Ce constat institutionnel est essentiel pour évaluer l'ensemble des règles : des règles sans application concrète ne sont que des recommandations. La Commission européenne dispose d'un pouvoir discrétionnaire pour prendre en compte des circonstances atténuantes et en a fait un usage excessif. La logique politique sous-jacente est également compréhensible : imposer des sanctions à la France ou à l'Italie engendrerait des tensions politiques susceptibles de compromettre le projet européen. Le prix de cette retenue est la crédibilité même des règles relatives à la dette.

La France se trouve donc dans une situation confortable : soumise à une procédure de déficit excessif, elle affiche un déficit plus de deux fois supérieur à la limite autorisée et un ratio dette/PIB presque deux fois supérieur à l'objectif de Maastricht, sans pour autant en subir de lourdes conséquences. La perte de confiance dans les règles constitue le véritable dommage collatéral, et difficile à réparer, de ce système.

La BCE comme assurance-vie silencieuse : l’instrument de protection de la transmission et ses limites

L’instrument de protection de la transmission (IPT) de la Banque centrale européenne, adopté à l’unanimité par le Conseil des gouverneurs de la BCE le 21 juillet 2022, est l’un des instruments de politique monétaire les plus puissants et les plus controversés jamais créés par une banque centrale. Il autorise la BCE à acheter des obligations d’État en quantités illimitées auprès des pays de la zone euro si, de l’avis du Conseil des gouverneurs, les coûts d’emprunt d’un pays dépassent le niveau justifié par les fondamentaux économiques. Cet instrument a été explicitement conçu pour prévenir la fragmentation de la zone euro, c’est-à-dire une situation où les impulsions de politique monétaire de la BCE n’atteindraient pas tous les États membres de manière égale.

L'effet du TPI se fait sentir avant même son activation : il suffit que les marchés sachent que la BCE peut intervenir sans restriction en cas de crise pour freiner les attaques spéculatives contre les obligations d'État. Cet effet d'annonce – comparable au fameux « quoi qu'il en coûte » du président de la BCE, Mario Draghi, en 2012 – a considérablement déconnecté les primes de risque dans la zone euro des probabilités de défaut réelles. Les investisseurs n'ont plus besoin d'intégrer un risque adéquat dans leurs prix, car la BCE joue le rôle de filet de sécurité.

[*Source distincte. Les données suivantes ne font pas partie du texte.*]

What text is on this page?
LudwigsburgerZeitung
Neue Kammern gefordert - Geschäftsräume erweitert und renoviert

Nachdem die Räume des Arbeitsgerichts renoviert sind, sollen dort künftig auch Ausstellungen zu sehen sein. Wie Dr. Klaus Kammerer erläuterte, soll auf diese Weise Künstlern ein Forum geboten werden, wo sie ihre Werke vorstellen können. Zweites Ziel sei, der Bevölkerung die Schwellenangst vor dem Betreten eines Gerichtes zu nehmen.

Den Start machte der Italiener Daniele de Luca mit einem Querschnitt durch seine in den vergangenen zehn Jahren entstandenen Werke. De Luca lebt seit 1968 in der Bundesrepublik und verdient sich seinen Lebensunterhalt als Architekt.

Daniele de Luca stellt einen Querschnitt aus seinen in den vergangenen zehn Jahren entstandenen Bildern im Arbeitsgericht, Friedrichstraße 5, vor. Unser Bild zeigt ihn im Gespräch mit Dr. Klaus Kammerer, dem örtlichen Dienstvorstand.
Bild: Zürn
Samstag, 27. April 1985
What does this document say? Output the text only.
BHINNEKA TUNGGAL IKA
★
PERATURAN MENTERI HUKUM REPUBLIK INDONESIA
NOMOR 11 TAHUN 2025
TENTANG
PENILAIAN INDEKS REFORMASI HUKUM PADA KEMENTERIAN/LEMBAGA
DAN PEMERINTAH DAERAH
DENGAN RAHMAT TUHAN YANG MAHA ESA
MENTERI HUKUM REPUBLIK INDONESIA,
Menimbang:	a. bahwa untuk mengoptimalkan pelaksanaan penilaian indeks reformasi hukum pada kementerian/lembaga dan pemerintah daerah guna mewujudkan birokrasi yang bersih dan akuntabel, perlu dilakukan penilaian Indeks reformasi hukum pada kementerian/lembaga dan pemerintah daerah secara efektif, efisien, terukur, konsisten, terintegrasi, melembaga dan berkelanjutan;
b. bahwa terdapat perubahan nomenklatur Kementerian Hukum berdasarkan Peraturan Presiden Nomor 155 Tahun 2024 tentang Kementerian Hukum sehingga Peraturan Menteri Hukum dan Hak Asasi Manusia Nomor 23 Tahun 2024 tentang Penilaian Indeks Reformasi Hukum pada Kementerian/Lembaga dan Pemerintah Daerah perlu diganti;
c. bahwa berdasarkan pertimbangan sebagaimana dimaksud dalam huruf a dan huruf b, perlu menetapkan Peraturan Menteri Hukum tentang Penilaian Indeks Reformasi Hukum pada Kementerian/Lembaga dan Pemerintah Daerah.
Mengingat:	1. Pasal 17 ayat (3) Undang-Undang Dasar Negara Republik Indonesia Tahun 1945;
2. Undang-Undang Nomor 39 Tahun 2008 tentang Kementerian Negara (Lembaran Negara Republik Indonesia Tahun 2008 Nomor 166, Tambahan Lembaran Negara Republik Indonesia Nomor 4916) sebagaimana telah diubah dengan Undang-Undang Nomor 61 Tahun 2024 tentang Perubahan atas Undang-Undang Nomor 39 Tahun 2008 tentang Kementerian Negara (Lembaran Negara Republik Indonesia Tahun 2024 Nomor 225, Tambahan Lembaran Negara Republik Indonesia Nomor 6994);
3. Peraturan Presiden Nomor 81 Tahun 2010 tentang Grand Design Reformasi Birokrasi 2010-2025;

C’est précisément là que réside la distorsion systémique : l’Initiative de prix de transfert (IPT) socialise le risque de crédit de la dette souveraine sans le mentionner explicitement. La Bundesbank a souligné que les achats effectués dans le cadre de l’IPT équivalent à un financement monétaire des États, ce qui est formellement interdit par le droit de l’UE. Parallèlement, le volume des achats n’est pas limité a priori, les conditions d’activation sont définies de manière vague et le Conseil des gouverneurs de la BCE se réserve le droit de décider unilatéralement lorsqu’une situation justifie une intervention. Cette structure confère à la BCE un pouvoir discrétionnaire bien supérieur à celui traditionnellement accordé aux banques centrales classiques dans les systèmes démocratiques.

Pour la France, l'Indice de prix de marché (IPM) agit comme une forme d'assurance implicite. Les analystes de DZ Bank concluent que les primes de risque actuelles sur les obligations d'État françaises – bien qu'en hausse depuis 2024 – restent nettement inférieures aux niveaux observés dans des situations comparables en Italie ou en Grèce. La raison en est structurelle : les marchés ont confiance dans l'intervention de la BCE en cas de besoin. L'IPM tempère ainsi l'effet disciplinant de la hausse des spreads sur les marchés – une discipline précisément destinée à inciter les gouvernements à une gestion budgétaire responsable.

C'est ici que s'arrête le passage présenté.